Williams also pointed out that the computer has the information on all models of vehicles -- not just GM products. It can even service ambulances.

Christian said with the new machine, all someone needs to do is follow directions. "It's set up so good that all the mechanic has to do is what this thing tells you," he said.

For instance, Williams said, the computer system will tell the technician if a nut or bolt needs to be turned -- and how many turns. And if the mechanic turns it too much, the computer system picks up on that, too.

"It's a pretty good diagnostic tool, too," said Williams. The computer has a search engine, he continued, where the mechanic can insert a phrase with the problem a customer has, which is a good place to start when looking for a problem.

Christian said those alignments are typically recommended every 30,000 or so miles. "That keeps your tires from wearing out too soon," said Williams.

Other indicators it's time for one are if a vehicle is veering to the side or making odd noises when turning.

"And all this is for better fuel mileage," said Williams. "It's preventative maintenance."

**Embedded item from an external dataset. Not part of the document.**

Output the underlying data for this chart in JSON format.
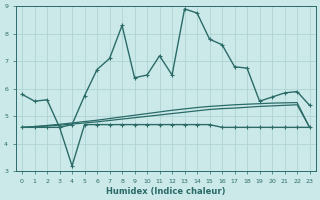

Other services advised are an antifreeze flush, fuel system flush and transmission flush.

Williams said the machine reflects Autry Morlan's goal to provide the best service possible. "We are always on the cutting edge of technology when it comes to service," he said.

Williams also pointed out all of the service technicians are highly qualified and have received GM and Automatic Service Excellence qualifications. "And these guys are always going to school or taking classes," he said.

Autry Morlan's service center is located at 2505 East Malone in Sikeston. The phone number is 573-471-1475 or toll free at 1-800-278-1273; hours are 8 a.m. to 5 p.m. Monday through Friday. Williams said the service center has some loaner cars and a shuttle system, so customers can drop off their car and not have to sit around waiting.